Socialized loss (capped). If a deficit is large enough to exhaust the layers above, a small, capped pro-rata haircut is distributed across open positions. The cap is deliberately tight, so the most any bystander can lose to someone else's liquidation in a single event is bounded and small. Affected traders keep their positions and lose only a thin sliver of cash. Positions whose risk is already self-contained are excluded from the haircut base.
Auto-deleverage (ADL). As a final layer, if a deficit survives all three above, the exchange force-closes profitable counterparties of the bankrupt trader, at the bankrupt trader's bankruptcy price, until the deficit is cleared. Counterparties are ranked so the most-profitable, most-levered positions are deleveraged first. An ADL'd counterparty never owes anything — it only forfeits some unrealized profit down to the bankruptcy price, and if only part of a position is needed, the rest survives at its original entry. Self-contained positions are excluded, because their loss is already bounded by their own settlement.
Pools are isolated
These backstops are organized into isolated pools. A deficit in one pool draws only on that pool's insurance fund and that pool's positions — it cannot reach into another pool's insurance fund or socialize loss onto unrelated markets. The blast radius of any single event is bounded to its own pool.
Why it is designed this way
The whole apparatus follows from a few principles.
Solvency before everything. The exchange must always be able to make winners whole. Liquidation exists to close a losing position before it can run a negative balance, and the waterfall ensures that even when a gap-move blows through the maintenance buffer, the loss is absorbed in a defined, bounded order rather than left to chance.
Don't make a crisis worse. Closing at the reference mark instead of sweeping the book keeps a liquidation from feeding on itself. Because the perpetual risk marks are oracle-based rather than book-based, ordinary book noise, thin liquidity, and spoofed prints on those markets do not manufacture liquidations. The act of liquidating does not itself move the price that triggered it.
Bound the contagion. The socialized-loss cap limits how much any uninvolved trader can lose to someone else's liquidation. Pool isolation limits which traders are exposed at all. Together they convert an unbounded, system-wide risk into a small, contained, predictable one.
Defense in depth.

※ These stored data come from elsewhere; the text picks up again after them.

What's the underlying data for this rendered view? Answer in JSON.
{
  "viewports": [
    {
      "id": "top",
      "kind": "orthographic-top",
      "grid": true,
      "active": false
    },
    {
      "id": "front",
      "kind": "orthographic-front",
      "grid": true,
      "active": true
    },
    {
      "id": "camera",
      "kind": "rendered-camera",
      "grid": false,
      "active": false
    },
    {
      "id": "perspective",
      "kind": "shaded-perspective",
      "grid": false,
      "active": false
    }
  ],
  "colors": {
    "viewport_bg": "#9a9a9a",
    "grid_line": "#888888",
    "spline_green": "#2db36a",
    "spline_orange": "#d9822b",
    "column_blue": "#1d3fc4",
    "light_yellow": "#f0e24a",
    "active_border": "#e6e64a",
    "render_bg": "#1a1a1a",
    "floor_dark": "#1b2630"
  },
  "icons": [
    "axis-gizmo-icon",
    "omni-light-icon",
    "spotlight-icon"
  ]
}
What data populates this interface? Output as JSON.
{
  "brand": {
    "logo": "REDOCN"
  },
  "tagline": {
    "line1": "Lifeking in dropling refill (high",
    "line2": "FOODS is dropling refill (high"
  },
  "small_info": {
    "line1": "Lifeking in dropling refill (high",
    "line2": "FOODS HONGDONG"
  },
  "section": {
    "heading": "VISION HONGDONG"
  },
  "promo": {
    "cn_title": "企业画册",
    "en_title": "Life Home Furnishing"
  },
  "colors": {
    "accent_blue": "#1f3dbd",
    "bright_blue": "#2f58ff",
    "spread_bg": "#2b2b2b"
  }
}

The full machinery — the insurance fund, the capped socialized-loss layer, and ADL — forms layered protection. Normal liquidations are covered by a trader's own collateral and the insurance fund; the lower layers stand behind them so that no single failure can threaten the exchange's solvency.
What this means for you as a trader. Keep a buffer above maintenance margin; do not run right at the maintenance edge, because a single block's move can take you under. Remember that resting orders consume margin, and cancelling them can pull you back above the line. And be solvent in the post-resolution world before any conditional event resolves — a hedge that only holds in one branch is not a hedge against liquidation.